En ce temps-là, je ne connaissais pas la signifiance de cette pointe de mouchoir, et je regardais faire ma mère, tout étonné. Lorsqu'elle eut fini, elle prit une gibe, sorte de forte serpe au bout d'un long manche, et, me tenant par la main, elle m'emmena à travers la forêt.
Elle marchait d'un pas rapide, m'obligeant ainsi à courir presque, muette, farouche, serrant ma main dans la sienne d'une pression égale et forte. Elle ne connaissait pas aussi bien la forêt que l'homme de la Mïon; et puis, d'ailleurs, son idée qui la poussait en avant l'empêchait de se bien diriger dans la nuit, de manière que, voulant aller à l'Herm, elle gauchit sur la droite beaucoup, vers le Lac-Nègre; ce que voyant et qu'elle avait failli son chemin, ma mère tourna droit vers le midi. Nous allions toujours sans mot dire, moi pressentant quelque chose de grave dans ce long silence, et ému par avance à la pensée de quelque terrible révélation. Dans les bois, les feuilles secouées par un vent humide tombaient au pied des arbres, ou quelquefois, enlevées par une rafale, tourbillonnaient dans la nuit, passant sur nos têtes comme une innumérable troupe de sansonnets emportés par la bourrasque. Dans les sentiers semés de feuilles mortes, des flaques d'eau pareilles à des miroirs sombres où rien ne se reflétait, clapotaient sous nos sabots. Et nous marchions toujours grand pas, ma mère, sa gibe sur l'épaule, moi entraîné par elle, et enveloppés tous deux de l'obscurité sinistre des bois. Enfin, sur les onze heures, nous vîmes sur la lisière de la forêt se dresser dans le ciel noir les toits pointus du château de l'Herm, et ma mère pressa le pas en contournant le coteau pour éviter le village. En arrivant au découvert, le ciel se montra gris, rayé de bandes noirâtres avec de grands nuages qui couraient vers l'est poussés par le vent de travers. En rencontrant les fossés de l'enceinte, ma mère les longea et, s'arrêtant en face de la porte extérieure, la tête haute, les yeux brillants, les cotillons fouettés par le vent, me dit:
—Mon drole, ton père est mort là-bas aux galères, tué par le monsieur de Nansac: tu vas jurer de le venger! Fais comme moi!

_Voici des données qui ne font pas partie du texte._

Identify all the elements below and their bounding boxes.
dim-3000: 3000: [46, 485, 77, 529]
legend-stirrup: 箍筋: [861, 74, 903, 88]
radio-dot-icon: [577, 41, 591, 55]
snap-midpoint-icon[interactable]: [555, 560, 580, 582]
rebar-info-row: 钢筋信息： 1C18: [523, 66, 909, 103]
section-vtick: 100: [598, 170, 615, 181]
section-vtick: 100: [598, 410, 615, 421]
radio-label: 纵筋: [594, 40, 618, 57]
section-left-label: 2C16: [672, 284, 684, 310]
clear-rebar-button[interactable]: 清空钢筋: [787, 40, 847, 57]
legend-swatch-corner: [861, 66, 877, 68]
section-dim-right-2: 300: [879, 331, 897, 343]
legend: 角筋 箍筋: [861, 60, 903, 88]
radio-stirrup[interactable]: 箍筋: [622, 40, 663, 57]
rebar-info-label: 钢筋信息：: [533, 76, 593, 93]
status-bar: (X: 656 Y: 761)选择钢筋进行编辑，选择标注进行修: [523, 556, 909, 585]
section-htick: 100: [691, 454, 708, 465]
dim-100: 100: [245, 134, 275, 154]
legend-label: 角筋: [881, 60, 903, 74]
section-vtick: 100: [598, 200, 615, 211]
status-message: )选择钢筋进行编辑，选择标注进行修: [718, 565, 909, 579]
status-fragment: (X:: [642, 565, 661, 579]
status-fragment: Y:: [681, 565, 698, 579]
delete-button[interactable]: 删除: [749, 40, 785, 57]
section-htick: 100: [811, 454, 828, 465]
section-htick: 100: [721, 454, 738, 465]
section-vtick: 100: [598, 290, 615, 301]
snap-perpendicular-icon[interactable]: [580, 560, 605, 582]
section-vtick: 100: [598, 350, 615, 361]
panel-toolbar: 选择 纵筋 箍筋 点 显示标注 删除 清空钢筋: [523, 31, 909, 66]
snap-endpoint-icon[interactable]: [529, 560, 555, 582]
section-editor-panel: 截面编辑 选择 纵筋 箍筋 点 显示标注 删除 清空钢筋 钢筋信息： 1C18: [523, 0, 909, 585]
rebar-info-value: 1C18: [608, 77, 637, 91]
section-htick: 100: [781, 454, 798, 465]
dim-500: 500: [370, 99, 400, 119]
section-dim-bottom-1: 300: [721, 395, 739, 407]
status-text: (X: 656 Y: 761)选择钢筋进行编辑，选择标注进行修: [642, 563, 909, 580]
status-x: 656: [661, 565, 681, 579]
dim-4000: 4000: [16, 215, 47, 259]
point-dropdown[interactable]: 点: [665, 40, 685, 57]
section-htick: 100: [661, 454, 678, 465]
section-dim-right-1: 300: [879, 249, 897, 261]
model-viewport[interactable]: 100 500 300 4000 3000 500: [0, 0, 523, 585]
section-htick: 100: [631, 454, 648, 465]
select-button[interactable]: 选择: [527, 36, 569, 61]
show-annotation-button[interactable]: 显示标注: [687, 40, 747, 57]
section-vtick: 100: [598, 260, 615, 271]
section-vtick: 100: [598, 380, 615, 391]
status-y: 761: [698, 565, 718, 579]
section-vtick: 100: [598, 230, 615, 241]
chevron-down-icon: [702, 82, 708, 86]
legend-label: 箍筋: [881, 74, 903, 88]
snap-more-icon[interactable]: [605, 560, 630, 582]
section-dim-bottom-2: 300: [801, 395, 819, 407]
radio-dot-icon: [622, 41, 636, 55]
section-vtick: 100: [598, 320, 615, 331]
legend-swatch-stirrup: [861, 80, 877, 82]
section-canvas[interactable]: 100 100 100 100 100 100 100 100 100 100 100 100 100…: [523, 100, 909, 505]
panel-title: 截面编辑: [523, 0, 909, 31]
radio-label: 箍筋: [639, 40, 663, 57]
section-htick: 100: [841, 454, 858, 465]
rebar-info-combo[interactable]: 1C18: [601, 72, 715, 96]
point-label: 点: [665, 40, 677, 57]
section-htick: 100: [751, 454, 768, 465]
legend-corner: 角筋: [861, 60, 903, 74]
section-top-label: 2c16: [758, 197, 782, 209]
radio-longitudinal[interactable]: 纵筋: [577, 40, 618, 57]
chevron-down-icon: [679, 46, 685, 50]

Et suivant le rite antique des serments solennels, usité dans le peuple des paysans du Périgord depuis des milliers d'années, elle cracha dans sa main droite, fit une croix dans le crachat avec le premier doigt de la main gauche et tendit la main ouverte vers le château.
—Vengeance contre les Nansac! dit-elle trois fois à haute voix.
Et, moi, je fis comme elle et je répétai trois fois:
—Vengeance contre les Nansac!
Cela fait, tandis que les grands chiens hurlaient au chenil, ayant côtoyé les maisons du village endormi, nous fûmes prendre le vieux grand chemin royal qui passe près de l'Herm et traverse les bois en se dirigeant vers Thenon. Trois quarts d'heure après, nous étions à la Croix-de-Ruchard, qui se trouve maintenant sur la lisière de la forêt, et, laissant La Salvetat sur la droite, nous rentrâmes dans les bois de La Granval, suivant les sentiers pour revenir à la tuilière, où nous fûmes rendus sur les deux heures du matin.
A l'âge que j'avais alors, le dormir est un besoin presque aussi fort que le manger et le boire. Lorsque je me réveillai le lendemain, il faisait grand jour, et j'étais seul dans le lit, ma mère étant partie de bonne heure au travail. Je restai là un moment, regardant à l'autre bout de notre masure une petite pluie fine qui tombait par la tuilée effondrée, faisant une flaque dans le sol, et lors je pensai à tous les malheurs qui nous tombaient dessus. La mort de mon père, quoiqu'elle m'eût fait une bien grosse peine, ne m'avait pas surpris, car nous nous y attendions, ma mère et moi. Souventes fois, parlant tous deux de ce que pouvait être cet enfer des galères, nous imaginions des choses si terribles, et pourtant si vraies, que la mort pouvait être considérée comme une délivrance. Oh! en être réduit à préférer la mort pour ceux qu'on aime, quelle triste chose! Aussi quelle haine farouche pour les Nansac grouillait en moi, pareille à un de ces nœuds de vipères accouplées que je trouvais parfois dans la forêt!